Variable Best Practices
Well-designed variables are the foundation of accurate, scalable chart abstraction. When a variable is clearly defined and thoughtfully scoped, it leads to better AI performance, easier human review, and cleaner data for your team.
Use the checklist below to evaluate and improve your variables.
There are 4 overall categories:
1) Simplicity: Is this variable answering the simplest question possible? Note: Simple variables can be layered to achieve very complex reasoning — with increased accuracy and traceability.
2) Semantics: Are the desired results in various situations clearly described?
3) References: If this variable references others, are those references clearly laid out and contextualized?
4) Completeness: Are the fields of this variable complete and consistent?
1) Simplicity
✅ Single Concept
Each variable should capture one idea only. Avoid combining multiple questions into one (e.g., “Does the patient have diabetes or hypertension?”). Your instruction should not require conditional logic like "If X, then Y, unless Z."
Weak on Single Concept | Strong on Single Concept |
left_handed_tennis_injury: Is this patient left handed and do they have a tennis injury? | left_handed: Is the patient left handed (boolean) tennis_injury: Do they have an injury from tennis? (boolean) left_handed_tennis_injury: Are left_handed and tennis_injury both true for this patient? |
✅ Limited Categories (Bonus)
Whenever possible, keep your variable response options simple. Booleans (yes/no
) or limited categories (e.g., stage 1–4
) are easier for both humans and AI to interpret consistently.
Not Limited Categories | Limited Categories |
tennis_injury_type: Free text description of tennis injury type. | tennis_injury_type: ankle sprain, torn ACL, broken leg, broken wrist, other |
2) Semantics
✅ Insufficient Evidence
Make it clear what to do if the desired information isn’t found. For example:
“If the diagnosis is not mentioned, return ‘unknown.’”
Weak Guidance for Insufficient Evidence | Strong Guidance for Insufficient Evidence |
tennis_injury_type: should be ankle sprain, torn ACL, broken leg, broken wrist, or other | tennis_injury_type: should be ankle sprain, torn ACL, broken leg, broken wrist, or other In the prompt: "If there is insufficient direct evidence of a tennis injury, return "None"." |
✅ Multiple Values
Specify how to handle cases where the value appears more than once. Common patterns include:
- Use the most recent value
- Use the earliest documented value
- Choose the highest grade or most severe classification
Weak Guidance for Multiple Values | Strong Guidance for Multiple Values |
tennis_injury_type: should be ankle sprain, torn ACL, broken leg, broken wrist, or other | tennis_injury_type: should be ankle sprain, torn ACL, broken leg, broken wrist, or other In the aggregation instructions: "If there are multiple tennis injuries, return the most recent." or choose a standard aggregation instruction. |
✅ Expected Format
Clarify the format of the output (e.g., MM/YYYY
, whole number, free text).
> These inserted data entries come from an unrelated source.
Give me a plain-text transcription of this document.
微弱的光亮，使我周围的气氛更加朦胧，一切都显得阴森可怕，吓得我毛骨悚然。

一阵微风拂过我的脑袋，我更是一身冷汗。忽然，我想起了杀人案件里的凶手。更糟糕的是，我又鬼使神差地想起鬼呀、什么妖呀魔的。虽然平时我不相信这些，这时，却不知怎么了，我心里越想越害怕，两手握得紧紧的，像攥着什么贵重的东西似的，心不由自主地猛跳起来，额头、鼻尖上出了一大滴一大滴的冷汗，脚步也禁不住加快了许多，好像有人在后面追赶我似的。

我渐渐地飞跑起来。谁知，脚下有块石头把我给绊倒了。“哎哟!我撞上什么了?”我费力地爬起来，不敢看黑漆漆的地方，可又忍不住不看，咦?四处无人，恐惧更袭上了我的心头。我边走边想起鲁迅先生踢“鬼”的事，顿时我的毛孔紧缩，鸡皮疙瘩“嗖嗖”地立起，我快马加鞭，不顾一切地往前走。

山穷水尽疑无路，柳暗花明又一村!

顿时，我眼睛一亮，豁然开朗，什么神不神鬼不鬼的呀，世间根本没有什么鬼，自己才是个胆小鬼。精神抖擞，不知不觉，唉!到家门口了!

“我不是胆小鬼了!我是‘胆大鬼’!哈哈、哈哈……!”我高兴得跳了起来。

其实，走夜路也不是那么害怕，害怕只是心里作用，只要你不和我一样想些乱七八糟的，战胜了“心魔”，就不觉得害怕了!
This improves consistency and downstream usability.
Weak Guidance for Expected Format | Strong Guidance for Expected Format |
tennis_injury_type: return the type of tennis injury | tennis_injury_type: Return the injury location, with a colon, followed by the injury. eg "wrist: sprain", "wrist: break". |
✅ Temporal Context
Define the relevant timeframe. Is the variable referring to:
- The current status?
- The initial diagnosis?
- A specific encounter?
If the answer depends on time, say so explicitly.
Weak Guidance for Temporal Context | Strong Guidance for Temporal Context |
injured_this_year: return whether the patient was injured this year. | injured_this_year: return whether the patient was injured this year, defined as after 1/1/2025. Injuries before this date should be ignored. |
3) References (Only if Applicable)
✅ Variables Connected
If this variable references others (e.g., using "Date of Birth" to calculate age), make sure those are listed in the variables field.
✅ References in Prompt
Reference those connected variables directly in your variable instructions so Brim can use them correctly.
Example: “Use the Date of Birth variable to calculate the patient’s age.”
4) Completeness
✅ Consistency
The variable name should match its data type, scope, and intent. For instance, don’t name something has_cancer
if it returns a free-text tumor description.
Weak Consistency | Strong Consistency |
age: return whether the patient is older than 45 years old. | older_than_45: return whether the patient is older than 45 years old. |
✅ Examples
Include at least one example or anti-example. Show a snippet of clinical text and what value should be abstracted.
“If the note says ‘The patient was diagnosed with prostate cancer in 2018,’ return ‘01/01/2018’.”
No Examples | Includes Examples |
tennis_injury_type: return the type of injury sustained from tennis. | tennis_injury_type: return the type of injury sustained from tennis. Examples:
|
✅ Optimization
Optimize your variable using Brim's variable optimizer. This will also include any examples with labels you've already reviewed. You'll find more information on optimizing variables here.
By following these best practices, you’ll create variables that are easier to maintain, easier to scale, and more likely to produce accurate results.